Opinión
La grosera
La Portavoz adjunta del PSOE, Sofía Hernanz, se ha comportado con grosería. En resumen, que es una grosera. Para justificar los abusos aéreos del hortera de bolera -en su caso, hortera de masaje- de su jefe y señor el doctor Sánchez, ha afirmado que «Sánchez viaja igual que Rajoy, pero sin extra de vino y whisky». Muy vil y muy feo. Y por otra parte absurdo. De haberse tomado Rajoy un par de whiskys con anterioridad a adoptar algunas de sus débiles decisiones, don Mariano permanecería en el Gobierno y la grosera estaría ubicada en el limbo de la mediocridad. He coincidido, siendo presidente del Gobierno, en dos ocasiones con Rajoy en viajes aéreos. En la primera ocasión, un vuelo a Canarias, en el que servidor viajaba en clase preferente y el presidente del Gobierno en clase turista. Se trataba de un desplazamiento particular para visitar a su padre, y pudo hacerlo en un Falcon, pero eligió Iberia. Y la segunda vez, volando a Melilla en una lata de sardinas de «Air Nostrum». Era presidente del Gobierno en funciones y acudía a Melilla a un mitin electoral del PP. Era por lo tanto, un viaje de partido, no de Estado, y Rajoy tuvo la oportunidad y el derecho de viajar cómodamente en un Falcon y lo hizo en un vuelo regular. No había whisky en el avión. De Rajoy se pueden decir muchas cosas negativas-yo, sin ir más lejos, en estas páginas-, pero nadie ha dudado de su honestidad. Es un hombre educado en una familia de la clase media de Galicia y no un nuevo rico hortera.

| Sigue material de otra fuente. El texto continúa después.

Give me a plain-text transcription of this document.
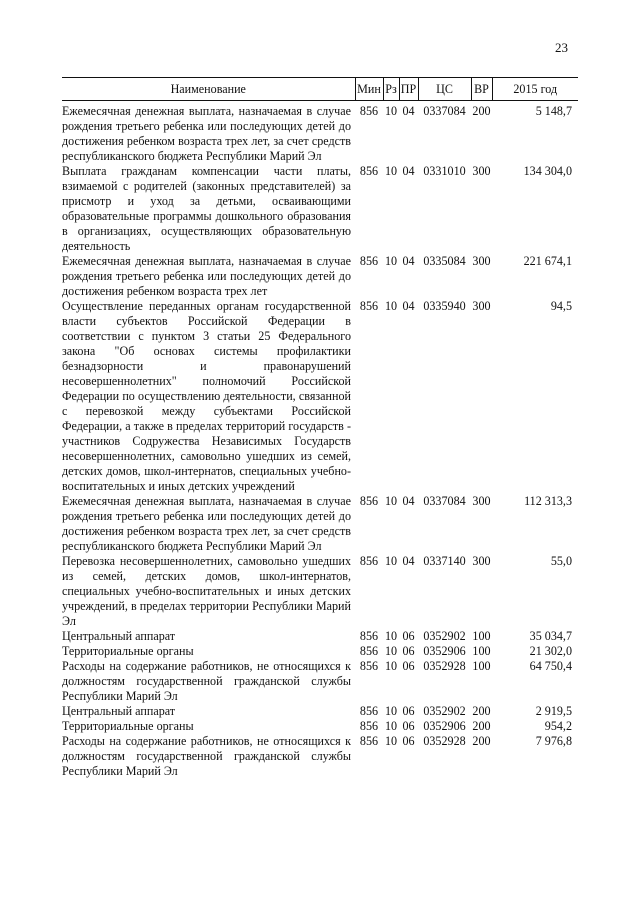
23
Наименование	Мин	Рз	ПР	ЦС	ВР	2015 год
Ежемесячная денежная выплата, назначаемая в случае рождения третьего ребенка или последующих детей до достижения ребенком возраста трех лет, за счет средств республиканского бюджета Республики Марий Эл	856	10	04	0337084	200	5 148,7
Выплата гражданам компенсации части платы, взимаемой с родителей (законных представителей) за присмотр и уход за детьми, осваивающими образовательные программы дошкольного образования в организациях, осуществляющих образовательную деятельность	856	10	04	0331010	300	134 304,0
Ежемесячная денежная выплата, назначаемая в случае рождения третьего ребенка или последующих детей до достижения ребенком возраста трех лет	856	10	04	0335084	300	221 674,1
Осуществление переданных органам государственной власти субъектов Российской Федерации в соответствии с пунктом 3 статьи 25 Федерального закона "Об основах системы профилактики безнадзорности и правонарушений несовершеннолетних" полномочий Российской Федерации по осуществлению деятельности, связанной с перевозкой между субъектами Российской Федерации, а также в пределах территорий государств - участников Содружества Независимых Государств несовершеннолетних, самовольно ушедших из семей, детских домов, школ-интернатов, специальных учебно-воспитательных и иных детских учреждений	856	10	04	0335940	300	94,5
Ежемесячная денежная выплата, назначаемая в случае рождения третьего ребенка или последующих детей до достижения ребенком возраста трех лет, за счет средств республиканского бюджета Республики Марий Эл	856	10	04	0337084	300	112 313,3
Перевозка несовершеннолетних, самовольно ушедших из семей, детских домов, школ-интернатов, специальных учебно-воспитательных и иных детских учреждений, в пределах территории Республики Марий Эл	856	10	04	0337140	300	55,0
Центральный аппарат	856	10	06	0352902	100	35 034,7
Территориальные органы	856	10	06	0352906	100	21 302,0
Расходы на содержание работников, не относящихся к должностям государственной гражданской службы Республики Марий Эл	856	10	06	0352928	100	64 750,4
Центральный аппарат	856	10	06	0352902	200	2 919,5
Территориальные органы	856	10	06	0352906	200	954,2
Расходы на содержание работников, не относящихся к должностям государственной гражданской службы Республики Марий Эл	856	10	06	0352928	200	7 976,8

Lo sorprendente es lo poco que se sabe de la reunión de alta política y el alcohol nuestra dócil grosera. Churchill, el político más importante del S. XX, era un borrachín. De su afición al alcohol y la grosería parlamentaria de su rival, lady Astor, nació su gran anécdota. Llegó al Parlamento un poco tambaleante y estropajoso de lengua y lady Astor no desaprovechó la ocasión: -Lamento comprobar, señor Churchill, que es usted un borracho-; - y usted, lady Astor, es fea. Mi problema se soluciona con una breve siesta. El suyo no tiene remedio-; -señor Churchill, si yo fuera su mujer, mañana mismo le pondría cianuro en el café-; - y si yo fuera su marido, me lo bebería-.

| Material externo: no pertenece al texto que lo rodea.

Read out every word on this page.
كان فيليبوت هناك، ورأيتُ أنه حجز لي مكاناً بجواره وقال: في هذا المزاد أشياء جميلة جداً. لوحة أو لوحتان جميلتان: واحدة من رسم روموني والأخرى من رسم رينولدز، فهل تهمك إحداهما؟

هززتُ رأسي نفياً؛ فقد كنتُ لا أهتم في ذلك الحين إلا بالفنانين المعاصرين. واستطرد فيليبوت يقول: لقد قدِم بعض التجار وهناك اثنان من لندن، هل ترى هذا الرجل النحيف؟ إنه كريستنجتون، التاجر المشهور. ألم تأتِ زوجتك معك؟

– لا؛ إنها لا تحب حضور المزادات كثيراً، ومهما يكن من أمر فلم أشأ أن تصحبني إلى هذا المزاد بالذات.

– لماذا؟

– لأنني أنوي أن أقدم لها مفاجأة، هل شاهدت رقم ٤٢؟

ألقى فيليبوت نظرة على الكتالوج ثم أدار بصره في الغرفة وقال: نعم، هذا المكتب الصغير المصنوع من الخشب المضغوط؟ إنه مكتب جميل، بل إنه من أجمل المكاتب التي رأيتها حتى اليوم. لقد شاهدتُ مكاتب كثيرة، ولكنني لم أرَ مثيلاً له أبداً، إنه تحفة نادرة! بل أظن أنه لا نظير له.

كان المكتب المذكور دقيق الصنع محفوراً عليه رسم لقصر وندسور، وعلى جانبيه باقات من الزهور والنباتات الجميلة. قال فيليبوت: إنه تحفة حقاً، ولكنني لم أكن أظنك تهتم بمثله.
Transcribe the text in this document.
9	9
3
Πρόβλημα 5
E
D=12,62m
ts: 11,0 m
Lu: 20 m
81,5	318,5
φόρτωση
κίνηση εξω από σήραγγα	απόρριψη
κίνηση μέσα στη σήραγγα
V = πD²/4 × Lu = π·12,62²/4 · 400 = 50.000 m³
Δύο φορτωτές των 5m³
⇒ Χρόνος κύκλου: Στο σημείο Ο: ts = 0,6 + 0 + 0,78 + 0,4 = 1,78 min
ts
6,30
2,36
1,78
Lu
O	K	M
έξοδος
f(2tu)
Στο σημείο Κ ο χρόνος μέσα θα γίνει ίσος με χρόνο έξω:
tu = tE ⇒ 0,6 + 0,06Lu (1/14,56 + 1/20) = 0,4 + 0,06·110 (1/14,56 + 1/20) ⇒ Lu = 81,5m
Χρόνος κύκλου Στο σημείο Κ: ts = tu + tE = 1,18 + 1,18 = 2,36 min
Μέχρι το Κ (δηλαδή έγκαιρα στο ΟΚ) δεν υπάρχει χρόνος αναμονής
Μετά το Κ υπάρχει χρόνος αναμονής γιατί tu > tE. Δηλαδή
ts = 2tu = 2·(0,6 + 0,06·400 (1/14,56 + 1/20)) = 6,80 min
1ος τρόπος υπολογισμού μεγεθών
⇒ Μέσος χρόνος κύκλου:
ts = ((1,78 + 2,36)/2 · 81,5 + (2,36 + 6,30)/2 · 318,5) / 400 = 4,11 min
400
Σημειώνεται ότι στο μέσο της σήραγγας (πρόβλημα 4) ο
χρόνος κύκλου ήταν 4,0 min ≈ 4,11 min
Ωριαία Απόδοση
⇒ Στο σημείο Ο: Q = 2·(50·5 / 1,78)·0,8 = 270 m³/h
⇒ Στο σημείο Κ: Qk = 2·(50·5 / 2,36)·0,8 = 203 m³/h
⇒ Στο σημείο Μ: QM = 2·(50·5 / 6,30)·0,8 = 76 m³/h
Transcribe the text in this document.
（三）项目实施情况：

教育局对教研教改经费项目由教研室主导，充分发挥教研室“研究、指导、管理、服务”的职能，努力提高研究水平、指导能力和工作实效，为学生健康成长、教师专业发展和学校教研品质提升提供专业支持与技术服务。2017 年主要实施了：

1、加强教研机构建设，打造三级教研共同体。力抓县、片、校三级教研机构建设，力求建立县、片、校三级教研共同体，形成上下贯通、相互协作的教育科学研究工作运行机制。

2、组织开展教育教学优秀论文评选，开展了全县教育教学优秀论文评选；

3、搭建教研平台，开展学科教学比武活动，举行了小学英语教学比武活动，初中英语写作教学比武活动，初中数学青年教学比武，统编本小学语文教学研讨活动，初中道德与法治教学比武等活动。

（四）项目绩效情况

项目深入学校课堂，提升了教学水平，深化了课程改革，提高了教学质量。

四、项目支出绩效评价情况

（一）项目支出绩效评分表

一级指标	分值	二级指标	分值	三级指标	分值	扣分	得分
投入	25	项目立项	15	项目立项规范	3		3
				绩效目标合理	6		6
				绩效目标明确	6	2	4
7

Harold Wilson, Primer Ministro laborista de Su Majestad británica, voló a Caracas a firmar un saludable contrato petrolífero. Se bebió siete martinis entre Londres y Caracas. Llegó como una cuba. El embajador del Reino Unido lo recibió, y en la embajada, con anterioridad a acudir a una cena-baile en su honor en el palacio Miraflores, se zampó otro Martini. Chapurreaba el español y el alcohol le ponía morrosco. Al llegar, fijó su mirada en el trasero de una mujer vestida de rojo carmesí que le encantó. Y susurróle a su espalda. -Bella dama de rojo, ¿me concede este vals?-; la bella dama se mostró infranqueable. -No por tres motivos. No me considero una bella dama, lo que suena no es un vals, sino el himno nacional de Venezuela, y soy el arzobispo de Caracas-. No obstante, Wilson retornó a Londres con un gran contrato en el bolsillo.

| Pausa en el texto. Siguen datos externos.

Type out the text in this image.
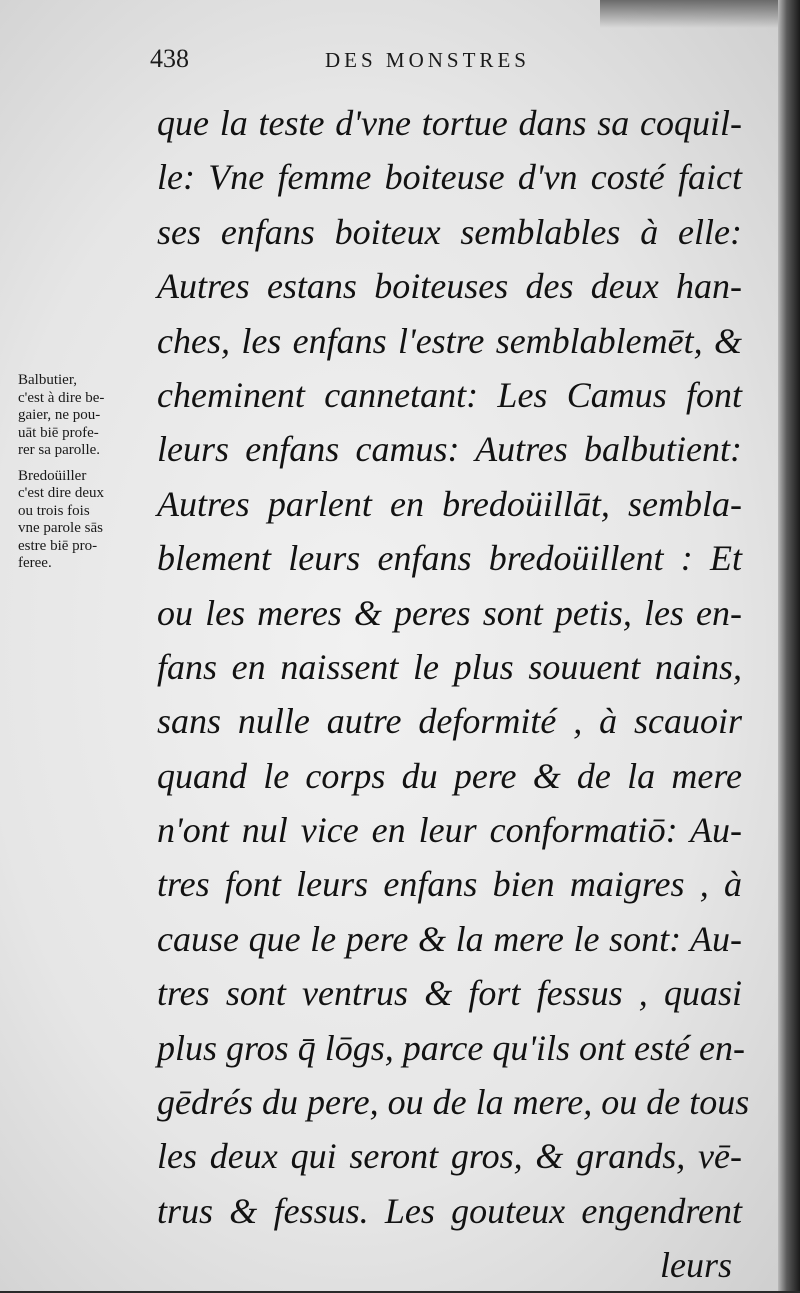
438	DES MONSTRES
Balbutier,
c'est à dire be-
gaier, ne pou-
uāt biē profe-
rer sa parolle.
Bredoüiller
c'est dire deux
ou trois fois
vne parole sās
estre biē pro-
feree.
que la teste d'vne tortue dans sa coquil-
le: Vne femme boiteuse d'vn costé faict
ses enfans boiteux semblables à elle:
Autres estans boiteuses des deux han-
ches, les enfans l'estre semblablemēt, &
cheminent cannetant: Les Camus font
leurs enfans camus: Autres balbutient:
Autres parlent en bredoüillāt, sembla-
blement leurs enfans bredoüillent : Et
ou les meres & peres sont petis, les en-
fans en naissent le plus souuent nains,
sans nulle autre deformité , à scauoir
quand le corps du pere & de la mere
n'ont nul vice en leur conformatiō: Au-
tres font leurs enfans bien maigres , à
cause que le pere & la mere le sont: Au-
tres sont ventrus & fort fessus , quasi
plus gros q̄ lōgs, parce qu'ils ont esté en-
gēdrés du pere, ou de la mere, ou de tous
les deux qui seront gros, & grands, vē-
trus & fessus. Les gouteux engendrent
leurs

El Secretario General de la ONU, Pérez de Cuéllar, tenía en una pequeña nevera de su despacho neoyorquino, un compartimento con cinco martinis preparados para su consumición. La Reina Mary, esposa de Bertie el tartamudo, Jorge VI, vivió hasta los 102 años trasegándose una botella de ginebra cada día. Y fue una Reina ejemplar en su papel de Reina Madre durante el reinado de su hija, Isabel II. El gran ministro soviético de Asuntos Exteriores, Gromiko, llevaba en el bolsillo derecho de su abrigo una botella de vodka «Stolicknaya», de la que soplaba a morro cuando se cerraban las puertas de su coche «Moskova». El alcohol no es perjudicial en la política, pero resulta grosero acusar al prójimo de borracho sin pruebas ni fundamento alguno con el único objetivo de salvar los muebles a un abusador del dinero público.
De haber sido Rajoy un poco borrachín, las cosas irían mejor en España.